Risk management is an essential practice in achieving the successful delivery of IT projects (Tuman, 1993; Remenyi, 1999). More specifically, it consists of the following processes (Standards Australia, 1999):
- establish the context;
- identify risks;
- analyse risks;
- evaluate risks;
- treat risks;
- monitor and review; and
- communicate and consult.
The treatment of risk involves the determination of the most appropriate strategies for dealing with its occurrence (Standards Australia, 1999). According to Zhi (1994), there are four main strategies for responding to project risks:
- Avoidance – not undertaking the activity that gives rise to risk.
- Reduction – reduce the probability of a risk event occurring, and/or the impact of that event. Risk reduction is the most common of all risk-handling strategies (Pritchard, 1997).
- Transfer – transfer of risk in whole or part to another party.
- Retention – accept risk and therefore the consequences should it eventuate.

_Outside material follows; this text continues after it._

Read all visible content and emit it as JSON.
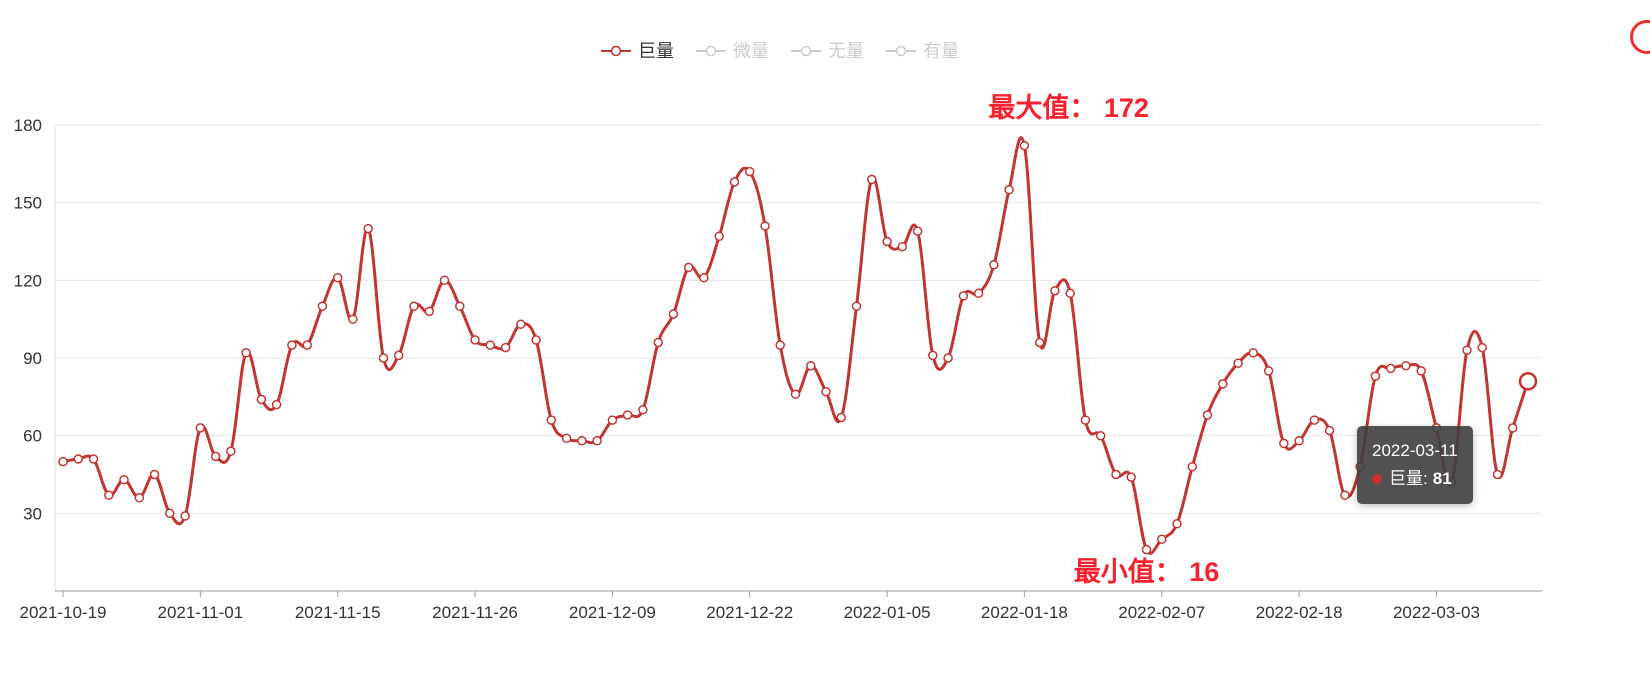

McFarlan (1981) suggested that projects fail due to lack of attention to individual project risks, aggregate risk of portfolio of projects and the recognition that different types of projects require different types of management. Yet, IT risk management is either not undertaken at all or is very poorly performed by many, if not most organisations (Remenyi, 1999). A reason for this is that focusing on potential problems may be viewed as being negative. However, management often wants to instil a positive attitude towards the implementation of IT, as it is often viewed as “flagship” for change and subsequent process improvement within organizations.
Risk in projects can be defined as the chance of an event occurring that is likely to have a negative impact on project objectives and is measured in terms of likelihood and consequence (Wideman, 1992; Carter et al., 1993; Chapman, 1998).
(3) Human behaviour:
- Poor quality of staff. Standard of work is poor owing to lack of ability, training, motivation and experience of staff (Cooper, 1993; Yoon et al., 1994). This lack of experience can extend to hardware, operating systems, database management systems, and other software (Fuerst and Cheney, 1982; Nelson and Cheney, 1987).
(5) Technology and technical issues:
- Application software not fit for purpose. There can be a perception among users that the software provided does not directly help them with completing day-to-day tasks. This can lead to low user satisfaction (Baronas and Louis, 1988).
- Poor production system performance. The selected software architecture/platform does not meet the purpose for which it was intended, resulting in a system being released into production which is excessively slow or has major operational problems (Jones, 1993; Glass, 1998).
Incomplete requirements. Insufficient information has been obtained in the analysis phase, resulting in construction of a solution that does not meet project objectives (Shand, 1993; Engming and Hsieh, 1994).
The first two items seem to deal with some combination of the spec and the quality of the engineering (did they spec out the wrong product? did they include the wrong performance requirements?). The last item is specifically about the spec.
(6) Management activities and controls:
- Continuous changes to requirements by client. Stakeholders (includes users) continuously make changes to software functionality throughout the project life-cycle (Jones, 1993; King, 1994; Clancy, 1994).
- Lack of agreed-to user acceptance testing and signoff criteria. The project close-out can be delayed owing to an unclear understanding of what constitutes sign-off and final solution delivery (Boehm, 1989).
- Developing wrong software functionality. Design and construction of software may not meet the purpose for which it is intended (Boehm, 1989).
The first two seem to truly focus on reasons for feature creep. The first focuses on the client, though. The generic term “stakeholders” certainly can include developers, but that does not seem to be the intent of the author, in context. The reasons for asking for changes aren’t explored here.
(7) Individual activities:
- Gold plating (over specification). The team is focussed on analysing and generating excessive levels of detail losing sight of the project’s objectives (Boehm, 1989; Turner, 1999; Cunningham, 1999).
- Unrealistic expectations (salesperson over sells product). Items promised for delivery to individuals by the vendor may be over sold and unrealistic (Maish, 1979; Ginzberg, 1981; Thomsett, 1995).